Le magasin Lévitan devient un entrepôt de meubles volés aux Juifs déportés, trié par leurs semblables en sursis

Magasin "Aux classes laborieuses" (anciens établissements Lévitan)/Lager Ost (centre tenu par la Gestapo)

Plaque commémorative du magasin Lévitan.

Derrière la façade d'un grand magasin du faubourg Saint-Martin, des Juifs en sursis triaient pendant deux ans les affaires des Juifs déportés.

Le magasin Lévitan — du nom de Simon Lévitan, commerçant juif qui l'avait fondé — occupait le 85-87 du faubourg Saint-Martin depuis des décennies. En 1943, la Gestapo le réquisitionne pour en faire un centre de tri et d'entreposage des biens spoliés aux Juifs déportés. Meubles, vaisselle, tableaux, tapis : tout ce que les rafles laissaient dans les appartements vides était acheminé ici, inventorié, catalogué, expédié vers le Reich.

Pour faire ce travail, la Gestapo recrute une main-d'œuvre particulière : des Juifs mariés à des non-Juifs — pour l'instant épargnés par les convois.
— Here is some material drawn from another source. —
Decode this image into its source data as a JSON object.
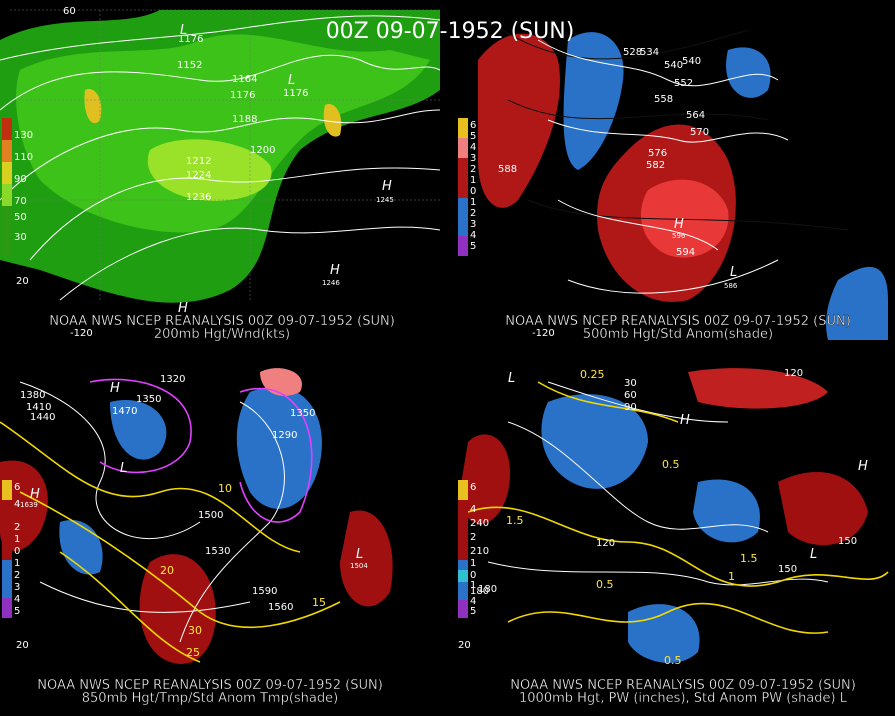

Ils arrivent sous escorte, travaillent sous surveillance, dorment sur place dans des conditions précaires. Au plus fort de l'opération, on en compte près de neuf cents. Certains glissent parfois un mot dans un tiroir ou sous un matelas à destination d'un inconnu allemand. Quelques familles allemandes retrouvèrent ces billets.

L'établissement fonctionne ainsi jusqu'en août 1944. Il sert aussi d'annexe au camp de Drancy : des prisonniers y sont transférés, d'autres en repartent vers les convois. La plupart ne reviendront pas.

Le bâtiment du faubourg Saint-Martin est toujours debout. Une plaque, apposée des décennies plus tard, rappelle aujourd'hui ce qu'il fut.